Today, the brisket taco for which Seydi had yearned is the No. 1 seller at Hunger Street. The less-authentic breaded and flash-fried avocado taco is popular, too, among both carnivores and vegans.
Another frequently ordered dish is more exotic: a bone marrow and mushroom sope — basically a cornmeal cake spread with cooked bone marrow then topped with beans and veggies.
Chicharrón de queso, ubiquitous in Mexico City, draws raves for its appearance and its flavor. It’s an oversized roll of crispy gouda cheese that’s melted on a flattop grill. The cheese hardens when removed from the heat.
Hibiscus tacos — yes, they’re made with dried hibiscus flowers — are trendy in Mexico City these days, so they’ve been added to the menu as well. Says Creech: “This dish isn’t for everybody, but a lot of our customers really, really love it.”
Although the restaurant is busier by the day, Hunger Street Tacos continues to offer catering services. The Creeches and their employees will happily tote that original catering tent to private homes and prepare brisket tacos, or perhaps wood-fired whole snapper like Creech grew up eating at the Acapulco beach.
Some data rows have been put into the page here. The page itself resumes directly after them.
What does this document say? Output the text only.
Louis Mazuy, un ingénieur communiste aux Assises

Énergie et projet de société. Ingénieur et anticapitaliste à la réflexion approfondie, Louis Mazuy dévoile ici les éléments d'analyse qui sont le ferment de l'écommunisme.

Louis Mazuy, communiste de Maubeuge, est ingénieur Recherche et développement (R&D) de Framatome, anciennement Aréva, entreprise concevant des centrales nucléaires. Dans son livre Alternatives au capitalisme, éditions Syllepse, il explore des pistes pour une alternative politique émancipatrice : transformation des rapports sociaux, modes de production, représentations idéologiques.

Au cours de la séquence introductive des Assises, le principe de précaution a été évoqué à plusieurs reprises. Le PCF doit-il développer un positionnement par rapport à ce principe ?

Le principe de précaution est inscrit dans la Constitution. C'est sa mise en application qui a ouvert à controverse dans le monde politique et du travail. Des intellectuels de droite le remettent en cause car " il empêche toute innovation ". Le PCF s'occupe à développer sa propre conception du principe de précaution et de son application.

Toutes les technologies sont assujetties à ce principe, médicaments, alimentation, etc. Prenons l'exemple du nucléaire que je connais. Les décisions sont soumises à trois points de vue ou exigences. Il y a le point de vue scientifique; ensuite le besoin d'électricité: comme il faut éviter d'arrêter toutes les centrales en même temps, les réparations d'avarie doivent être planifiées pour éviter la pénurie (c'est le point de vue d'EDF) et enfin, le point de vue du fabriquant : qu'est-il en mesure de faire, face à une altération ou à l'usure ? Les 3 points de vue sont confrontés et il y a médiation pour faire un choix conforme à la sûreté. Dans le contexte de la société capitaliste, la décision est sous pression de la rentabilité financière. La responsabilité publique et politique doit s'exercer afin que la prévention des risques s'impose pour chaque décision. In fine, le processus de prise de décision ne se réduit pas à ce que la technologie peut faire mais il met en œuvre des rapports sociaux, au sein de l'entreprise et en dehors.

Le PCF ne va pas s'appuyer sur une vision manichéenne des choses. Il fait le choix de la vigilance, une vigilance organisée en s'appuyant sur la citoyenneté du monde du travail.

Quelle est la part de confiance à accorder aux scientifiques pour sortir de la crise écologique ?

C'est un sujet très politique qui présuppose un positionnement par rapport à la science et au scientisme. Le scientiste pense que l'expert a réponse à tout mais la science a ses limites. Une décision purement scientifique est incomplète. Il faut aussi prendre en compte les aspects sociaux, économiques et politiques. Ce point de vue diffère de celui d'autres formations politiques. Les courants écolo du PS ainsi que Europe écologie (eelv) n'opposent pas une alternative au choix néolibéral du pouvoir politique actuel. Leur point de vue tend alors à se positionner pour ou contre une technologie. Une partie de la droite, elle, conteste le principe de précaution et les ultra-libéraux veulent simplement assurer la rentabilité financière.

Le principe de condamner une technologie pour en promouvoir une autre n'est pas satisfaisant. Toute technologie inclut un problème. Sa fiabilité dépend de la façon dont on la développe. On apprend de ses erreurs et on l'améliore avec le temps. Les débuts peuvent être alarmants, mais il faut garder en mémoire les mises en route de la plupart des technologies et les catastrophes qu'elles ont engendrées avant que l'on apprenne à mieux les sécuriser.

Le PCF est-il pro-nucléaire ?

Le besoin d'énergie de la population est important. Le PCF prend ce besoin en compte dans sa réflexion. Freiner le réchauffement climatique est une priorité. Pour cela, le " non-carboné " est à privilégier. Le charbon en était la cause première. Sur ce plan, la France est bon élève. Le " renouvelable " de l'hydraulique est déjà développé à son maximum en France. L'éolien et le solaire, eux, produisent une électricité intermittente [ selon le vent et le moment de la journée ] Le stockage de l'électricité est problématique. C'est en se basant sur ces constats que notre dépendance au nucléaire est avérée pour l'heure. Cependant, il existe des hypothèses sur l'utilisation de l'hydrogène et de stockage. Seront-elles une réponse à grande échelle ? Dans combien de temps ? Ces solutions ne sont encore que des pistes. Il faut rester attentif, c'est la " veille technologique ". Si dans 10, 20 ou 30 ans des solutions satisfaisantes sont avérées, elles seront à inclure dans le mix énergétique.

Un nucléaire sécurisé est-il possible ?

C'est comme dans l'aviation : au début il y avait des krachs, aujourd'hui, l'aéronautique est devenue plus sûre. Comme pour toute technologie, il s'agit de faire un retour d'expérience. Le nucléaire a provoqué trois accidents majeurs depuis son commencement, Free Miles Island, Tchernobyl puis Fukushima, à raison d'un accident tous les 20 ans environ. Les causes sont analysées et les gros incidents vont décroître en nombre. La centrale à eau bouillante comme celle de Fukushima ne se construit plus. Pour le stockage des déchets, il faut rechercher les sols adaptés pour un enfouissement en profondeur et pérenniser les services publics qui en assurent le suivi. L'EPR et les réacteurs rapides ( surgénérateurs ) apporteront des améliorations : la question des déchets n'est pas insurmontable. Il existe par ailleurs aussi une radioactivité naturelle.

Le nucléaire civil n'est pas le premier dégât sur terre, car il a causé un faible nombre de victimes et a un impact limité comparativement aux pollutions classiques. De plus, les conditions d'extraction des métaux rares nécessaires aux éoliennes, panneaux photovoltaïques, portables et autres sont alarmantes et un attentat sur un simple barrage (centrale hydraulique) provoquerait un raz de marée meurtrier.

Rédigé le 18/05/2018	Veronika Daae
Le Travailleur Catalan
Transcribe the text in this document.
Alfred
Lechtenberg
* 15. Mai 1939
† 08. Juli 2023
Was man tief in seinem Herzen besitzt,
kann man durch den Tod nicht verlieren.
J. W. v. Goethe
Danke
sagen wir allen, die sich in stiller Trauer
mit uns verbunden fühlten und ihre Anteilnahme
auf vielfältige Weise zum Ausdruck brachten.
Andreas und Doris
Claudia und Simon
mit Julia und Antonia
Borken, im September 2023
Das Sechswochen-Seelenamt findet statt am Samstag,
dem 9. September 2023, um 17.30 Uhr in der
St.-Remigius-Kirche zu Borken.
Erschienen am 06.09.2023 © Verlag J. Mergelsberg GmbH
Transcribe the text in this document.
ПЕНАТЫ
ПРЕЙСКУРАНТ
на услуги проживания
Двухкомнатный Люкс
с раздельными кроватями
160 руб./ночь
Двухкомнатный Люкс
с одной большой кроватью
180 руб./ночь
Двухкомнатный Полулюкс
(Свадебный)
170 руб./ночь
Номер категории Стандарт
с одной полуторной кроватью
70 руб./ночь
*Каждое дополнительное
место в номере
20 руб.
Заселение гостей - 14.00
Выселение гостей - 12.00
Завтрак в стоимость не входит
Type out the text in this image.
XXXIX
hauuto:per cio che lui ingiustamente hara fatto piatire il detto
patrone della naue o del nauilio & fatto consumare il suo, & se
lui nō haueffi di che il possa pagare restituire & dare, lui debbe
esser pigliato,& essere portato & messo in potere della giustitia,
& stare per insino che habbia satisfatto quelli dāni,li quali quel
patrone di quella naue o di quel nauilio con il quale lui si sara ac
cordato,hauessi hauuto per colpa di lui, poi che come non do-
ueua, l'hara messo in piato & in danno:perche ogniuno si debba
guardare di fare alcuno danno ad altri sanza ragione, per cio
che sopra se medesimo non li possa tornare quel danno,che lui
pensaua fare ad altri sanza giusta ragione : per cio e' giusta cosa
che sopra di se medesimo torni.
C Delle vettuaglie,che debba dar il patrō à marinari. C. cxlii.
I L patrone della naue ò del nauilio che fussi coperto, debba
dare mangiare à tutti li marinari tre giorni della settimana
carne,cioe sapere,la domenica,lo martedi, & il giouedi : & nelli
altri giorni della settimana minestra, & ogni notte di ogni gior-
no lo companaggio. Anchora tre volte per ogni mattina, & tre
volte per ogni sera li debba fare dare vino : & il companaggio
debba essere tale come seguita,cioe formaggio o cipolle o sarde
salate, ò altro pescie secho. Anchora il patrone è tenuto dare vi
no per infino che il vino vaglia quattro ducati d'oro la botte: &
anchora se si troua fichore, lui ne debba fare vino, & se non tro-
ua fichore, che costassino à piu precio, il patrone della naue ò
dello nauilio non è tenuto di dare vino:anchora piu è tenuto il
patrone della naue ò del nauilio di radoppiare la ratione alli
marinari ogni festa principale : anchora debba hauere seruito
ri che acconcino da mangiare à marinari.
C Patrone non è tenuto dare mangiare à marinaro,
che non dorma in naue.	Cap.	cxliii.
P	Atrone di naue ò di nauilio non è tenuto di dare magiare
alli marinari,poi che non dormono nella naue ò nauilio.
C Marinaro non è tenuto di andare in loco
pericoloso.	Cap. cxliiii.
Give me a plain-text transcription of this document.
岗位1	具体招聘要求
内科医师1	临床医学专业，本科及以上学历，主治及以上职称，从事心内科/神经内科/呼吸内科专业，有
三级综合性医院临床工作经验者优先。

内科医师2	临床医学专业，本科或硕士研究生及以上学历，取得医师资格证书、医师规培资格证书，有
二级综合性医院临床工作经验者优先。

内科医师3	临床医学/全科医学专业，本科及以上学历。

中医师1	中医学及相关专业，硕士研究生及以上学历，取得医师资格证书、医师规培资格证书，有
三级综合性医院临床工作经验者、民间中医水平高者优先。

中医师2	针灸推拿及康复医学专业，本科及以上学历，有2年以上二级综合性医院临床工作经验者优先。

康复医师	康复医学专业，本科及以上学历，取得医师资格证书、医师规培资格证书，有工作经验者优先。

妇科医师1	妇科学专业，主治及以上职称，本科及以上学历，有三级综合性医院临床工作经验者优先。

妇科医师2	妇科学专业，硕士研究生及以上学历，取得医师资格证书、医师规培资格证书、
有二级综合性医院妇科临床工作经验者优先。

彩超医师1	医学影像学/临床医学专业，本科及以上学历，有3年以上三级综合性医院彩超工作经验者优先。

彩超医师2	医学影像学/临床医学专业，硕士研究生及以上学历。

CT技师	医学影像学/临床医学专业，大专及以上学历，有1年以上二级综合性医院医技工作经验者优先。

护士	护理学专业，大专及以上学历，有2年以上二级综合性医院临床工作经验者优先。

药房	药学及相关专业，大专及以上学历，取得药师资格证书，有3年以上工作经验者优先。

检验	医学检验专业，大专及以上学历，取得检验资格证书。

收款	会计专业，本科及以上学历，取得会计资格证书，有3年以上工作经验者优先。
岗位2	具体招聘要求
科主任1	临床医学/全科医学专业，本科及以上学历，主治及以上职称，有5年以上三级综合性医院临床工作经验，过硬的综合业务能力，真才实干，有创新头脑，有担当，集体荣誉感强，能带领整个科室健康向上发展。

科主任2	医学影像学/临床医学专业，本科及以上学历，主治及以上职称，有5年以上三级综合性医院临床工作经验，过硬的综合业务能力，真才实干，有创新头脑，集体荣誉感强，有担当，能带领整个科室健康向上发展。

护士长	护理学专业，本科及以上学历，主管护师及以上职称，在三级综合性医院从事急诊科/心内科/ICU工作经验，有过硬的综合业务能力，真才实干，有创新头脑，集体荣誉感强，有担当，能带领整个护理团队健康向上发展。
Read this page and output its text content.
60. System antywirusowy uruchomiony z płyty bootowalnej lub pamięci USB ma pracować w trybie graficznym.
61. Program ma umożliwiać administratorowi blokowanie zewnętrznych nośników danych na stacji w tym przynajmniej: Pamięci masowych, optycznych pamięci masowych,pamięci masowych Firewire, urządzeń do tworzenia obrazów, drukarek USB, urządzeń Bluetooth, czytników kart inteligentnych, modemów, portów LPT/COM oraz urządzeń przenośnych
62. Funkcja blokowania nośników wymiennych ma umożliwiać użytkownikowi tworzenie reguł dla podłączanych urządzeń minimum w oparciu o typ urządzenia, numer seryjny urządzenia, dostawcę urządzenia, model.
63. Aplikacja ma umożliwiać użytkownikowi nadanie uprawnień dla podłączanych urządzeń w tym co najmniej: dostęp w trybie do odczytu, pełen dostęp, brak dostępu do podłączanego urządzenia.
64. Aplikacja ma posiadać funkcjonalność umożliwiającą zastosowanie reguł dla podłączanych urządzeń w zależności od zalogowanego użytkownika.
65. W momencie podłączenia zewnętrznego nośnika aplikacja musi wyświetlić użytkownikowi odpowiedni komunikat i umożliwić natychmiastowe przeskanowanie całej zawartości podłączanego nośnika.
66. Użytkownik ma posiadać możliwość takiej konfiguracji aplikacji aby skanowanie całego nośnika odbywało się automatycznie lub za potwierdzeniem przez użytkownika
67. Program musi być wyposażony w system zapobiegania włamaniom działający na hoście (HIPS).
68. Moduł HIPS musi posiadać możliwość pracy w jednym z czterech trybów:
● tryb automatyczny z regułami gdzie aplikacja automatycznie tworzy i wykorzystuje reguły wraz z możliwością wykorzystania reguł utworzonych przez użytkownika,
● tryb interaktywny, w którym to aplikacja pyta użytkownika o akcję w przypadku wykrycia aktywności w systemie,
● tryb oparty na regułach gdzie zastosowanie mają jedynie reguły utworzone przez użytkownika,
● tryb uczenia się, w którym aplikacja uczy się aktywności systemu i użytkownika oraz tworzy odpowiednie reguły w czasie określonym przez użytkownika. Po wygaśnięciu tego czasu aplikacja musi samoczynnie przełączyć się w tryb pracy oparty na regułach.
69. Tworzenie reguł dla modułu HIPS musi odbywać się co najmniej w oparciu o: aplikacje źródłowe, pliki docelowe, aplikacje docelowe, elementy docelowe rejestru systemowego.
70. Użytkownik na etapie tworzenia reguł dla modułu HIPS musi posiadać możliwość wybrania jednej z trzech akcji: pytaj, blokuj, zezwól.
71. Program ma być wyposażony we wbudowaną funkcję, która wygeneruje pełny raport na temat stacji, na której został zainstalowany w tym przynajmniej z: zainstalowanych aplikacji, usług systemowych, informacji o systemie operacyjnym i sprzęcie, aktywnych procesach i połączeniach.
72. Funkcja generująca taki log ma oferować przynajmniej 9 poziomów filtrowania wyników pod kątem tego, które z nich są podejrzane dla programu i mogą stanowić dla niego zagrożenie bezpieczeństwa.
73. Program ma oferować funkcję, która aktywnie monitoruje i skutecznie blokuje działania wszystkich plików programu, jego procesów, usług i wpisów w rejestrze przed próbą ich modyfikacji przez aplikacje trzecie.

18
“We cook to order and provide food stations as requested,” Creech says. “We create menus that people will talk about for years after the party.”
The Creeches are also beginning to eye expansion opportunities — perhaps opening another restaurant that specializes in a different kind of Mexican cuisine.
For now, though, they’re living like the entrepreneurial restaurateurs they dreamed of becoming. One minute, they’re battling with a trash company that missed a dumpster pickup after a busy Cinco de Mayo weekend celebration. The next, they’re brainstorming ideas for new recipes and new ventures.
It’s all done on a wing, a prayer and a passion. You can taste it.